4. Infuse milk for béchamel:
Heat 4 cup whole milk to almost boiling. Put in: 1 shallot, chopped, 5 fresh sage leaves, chopped, 1 bay leaf, 2 garlic cloves, chopped. Infuse for 1/2 hour, off heat and covered. Strain into another container that is perhaps pourable.

5. Cook lasagne noodles and drain and place on sprayed sheet pan to cool.

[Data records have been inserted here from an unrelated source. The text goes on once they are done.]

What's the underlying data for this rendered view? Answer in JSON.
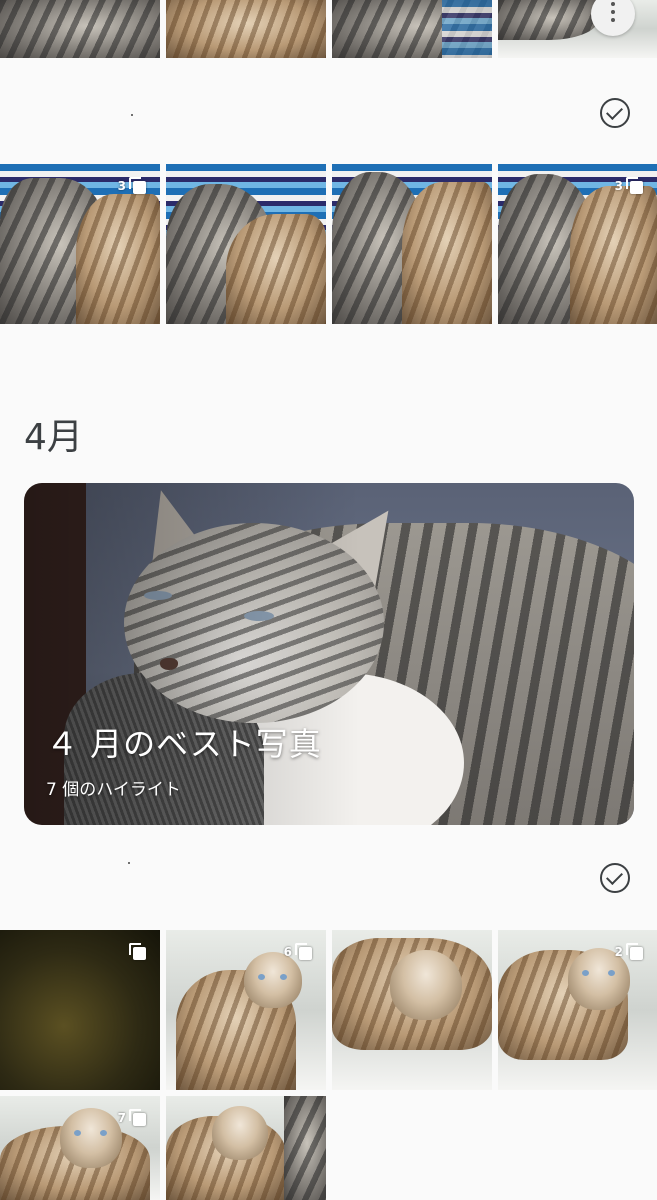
{
  "sections": [
    {
      "date_label": "",
      "photos": [
        {
          "multi_count": ""
        },
        {
          "multi_count": ""
        },
        {
          "multi_count": ""
        },
        {
          "multi_count": ""
        }
      ]
    },
    {
      "date_label": "",
      "photos": [
        {
          "multi_count": "3"
        },
        {
          "multi_count": ""
        },
        {
          "multi_count": ""
        },
        {
          "multi_count": "3"
        }
      ]
    }
  ],
  "month": {
    "heading": "4月",
    "highlight": {
      "title": "４ 月のベスト写真",
      "subtitle": "7 個のハイライト"
    },
    "grid": [
      {
        "multi_count": ""
      },
      {
        "multi_count": "6"
      },
      {
        "multi_count": ""
      },
      {
        "multi_count": "2"
      },
      {
        "multi_count": "7"
      },
      {
        "multi_count": ""
      }
    ]
  },
  "icons": {
    "more": "more-vert-icon",
    "select": "check-circle-icon",
    "stack": "photo-stack-icon"
  },
  "colors": {
    "background": "#fafafa",
    "icon": "#3c4043",
    "badge": "#ffffff"
  }
}
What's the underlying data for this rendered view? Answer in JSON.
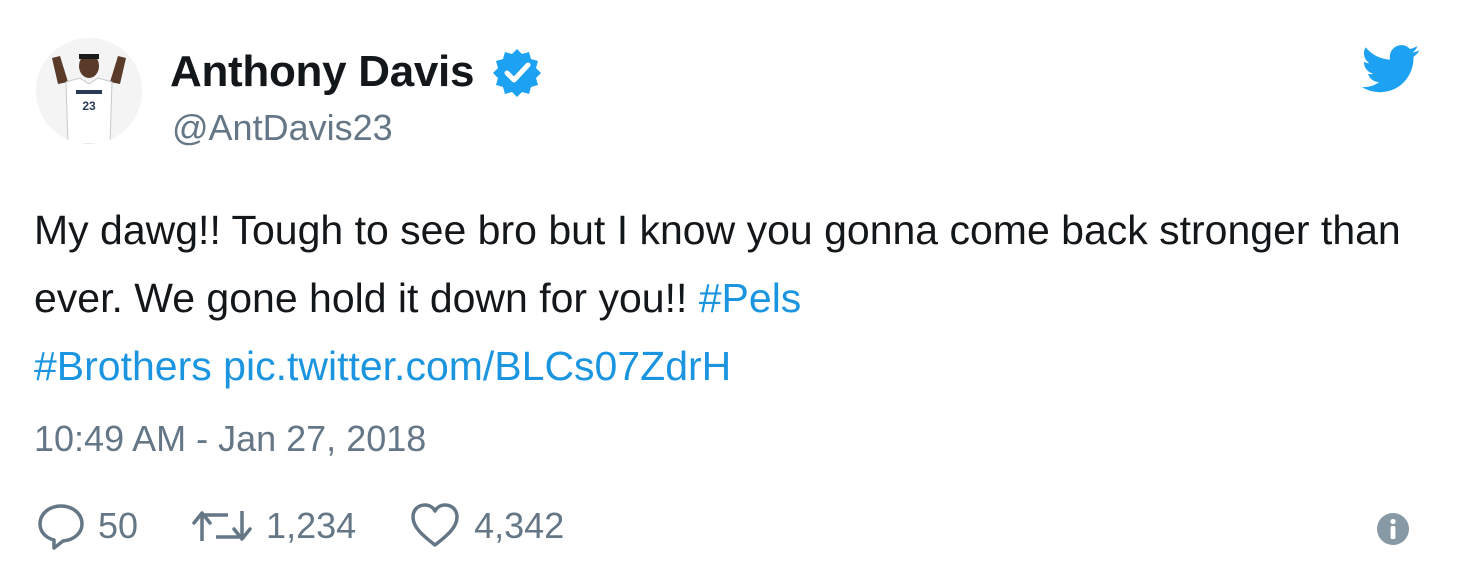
{
  "author": {
    "display_name": "Anthony Davis",
    "handle": "@AntDavis23",
    "avatar_jersey_number": "23",
    "verified": true
  },
  "tweet": {
    "text_plain": "My dawg!! Tough to see bro but I know you gonna come back stronger than ever. We gone hold it down for you!! ",
    "hashtag_1": "#Pels",
    "hashtag_2": "#Brothers",
    "media_link": "pic.twitter.com/BLCs07ZdrH",
    "timestamp": "10:49 AM - Jan 27, 2018"
  },
  "stats": {
    "replies": "50",
    "retweets": "1,234",
    "likes": "4,342"
  },
  "colors": {
    "link": "#1b95e0",
    "secondary_text": "#657786",
    "primary_text": "#14171a",
    "verified_badge": "#1da1f2"
  },
  "icons": {
    "brand": "twitter-bird-icon",
    "reply": "reply-bubble-icon",
    "retweet": "retweet-arrows-icon",
    "like": "heart-icon",
    "info": "info-circle-icon",
    "verified": "verified-badge-icon"
  }
}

6. Make béchamel: Melt 6 T butter in large saucepan over medium heat. Add 6 T flour and stir constantly until mixture gets golden, about 3-4 minutes. Whisk in milk in 1/2 c increments, and then pour in remainder of milk and cook over medium low heat for 20 minutes until thickens slightly, stirring with whisk occasionally. Keep warm.

Make lasagna:

butter 9×13” pan. Lay in: 1/2 c bechamel, then noodles, cutting to fit and overlapping slightly. Lay in 1/2 squash, cheese, béchamel, and repeat with: noodles, Swiss chard, cheese, béchamel; noodles, squash, cheese, béchamel and then parmesan on top.
Place buttered/sprayed parchment paper buttered side down on top of lasagna, and then lightly lay on aluminum foil. Bake covered 40 minutes.
Uncover and bake another 10-15 minutes until bubbling. Turn on broiler and broil for about 5 minutes until golden.
Remove from oven and let rest for at least 20 minutes before cutting into squares.

 

Variations:

Optional add-ins — Caramelized onions; sautéed mushrooms

Substitute spinach, broccoli rabe or arugula for Swiss chard

Advance prep:
Cook greens and refrigerate or hold at room temp for a few hours
Roast and purée squash
Mix cheese mixture

Freeze prepared lasagna for up to one month before cooking. Defrost overnight in refrigerator before baking.